Travel broadens the mind?
“Absolutely and that’s what I’ve taken great pleasure out of, challenging a few clichés and stereotypes and showing people you don’t have to believe the normal media narrative when it comes to places,” adds the renowned photographer, who says he’d be an artist if he wasn’t travelling; describing painting as the “ultimate freedom”.
Levison will share his experiences and exploits as a modern day explorer during the evening with tour.
Keen to immerse himself in local cultures and customs, he’s entertained audiences around the world with stories about his life as a soldier in the parachute regiment, serving in Afghanistan in 2008; being chased by crocodiles and hippos in Africa and shot at by gunmen to being arrested more times than he can remember.

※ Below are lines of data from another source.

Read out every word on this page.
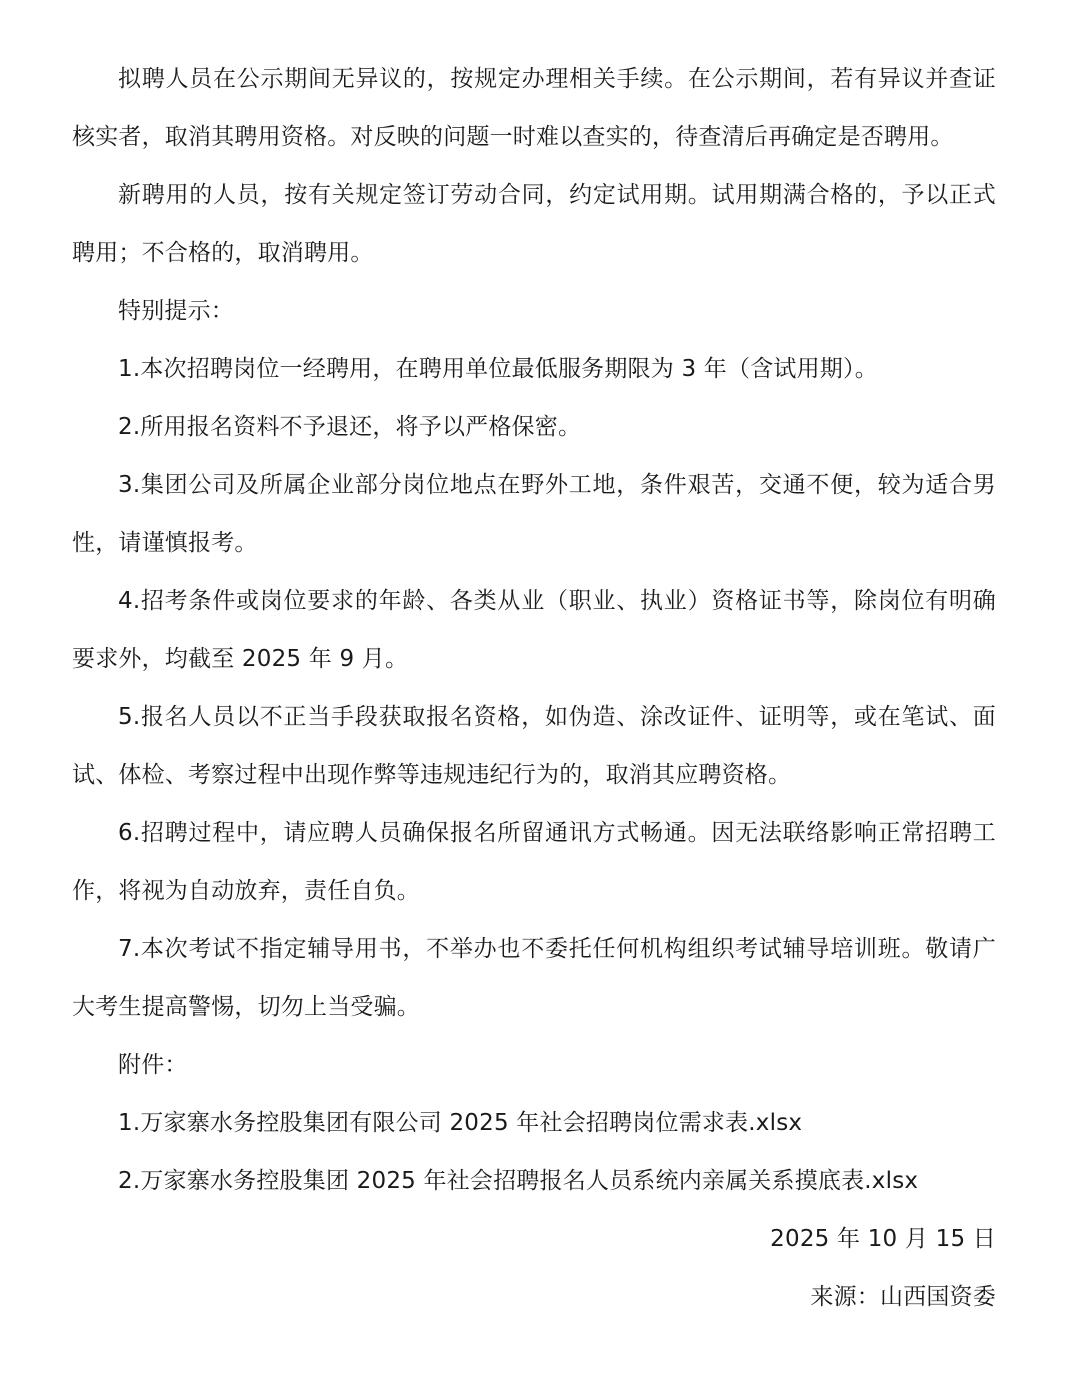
拟聘人员在公示期间无异议的，按规定办理相关手续。在公示期间，若有异议并查证核实者，取消其聘用资格。对反映的问题一时难以查实的，待查清后再确定是否聘用。

新聘用的人员，按有关规定签订劳动合同，约定试用期。试用期满合格的，予以正式聘用；不合格的，取消聘用。

特别提示：

1.本次招聘岗位一经聘用，在聘用单位最低服务期限为 3 年（含试用期）。

2.所用报名资料不予退还，将予以严格保密。

3.集团公司及所属企业部分岗位地点在野外工地，条件艰苦，交通不便，较为适合男性，请谨慎报考。

4.招考条件或岗位要求的年龄、各类从业（职业、执业）资格证书等，除岗位有明确要求外，均截至 2025 年 9 月。

5.报名人员以不正当手段获取报名资格，如伪造、涂改证件、证明等，或在笔试、面试、体检、考察过程中出现作弊等违规违纪行为的，取消其应聘资格。

6.招聘过程中，请应聘人员确保报名所留通讯方式畅通。因无法联络影响正常招聘工作，将视为自动放弃，责任自负。

7.本次考试不指定辅导用书，不举办也不委托任何机构组织考试辅导培训班。敬请广大考生提高警惕，切勿上当受骗。

附件：

1.万家寨水务控股集团有限公司 2025 年社会招聘岗位需求表.xlsx

2.万家寨水务控股集团 2025 年社会招聘报名人员系统内亲属关系摸底表.xlsx

2025 年 10 月 15 日

来源：山西国资委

This show also includes behind the scenes moments from walking the length of the Nile and the Himalayas, both of which were documented by Channel 4; alongside his most recent travels walking 1,800 miles along the length of Central America, taking in eight countries from Mexico to Colombia and his bid to cross the treacherous Darien Gap.
He’s looking forward to answering audience’s questions; but don’t ask where he’s off to next.
“I can’t give away that secret. The exploration community’s quite small and I don’t want people to pinch my ideas,” he laughs.
• An evening with Levison Wood visits Ipswich Corn Exchange on March 19. His latest book, Walking The Americas, published by Hodder and Stoughton, is out now.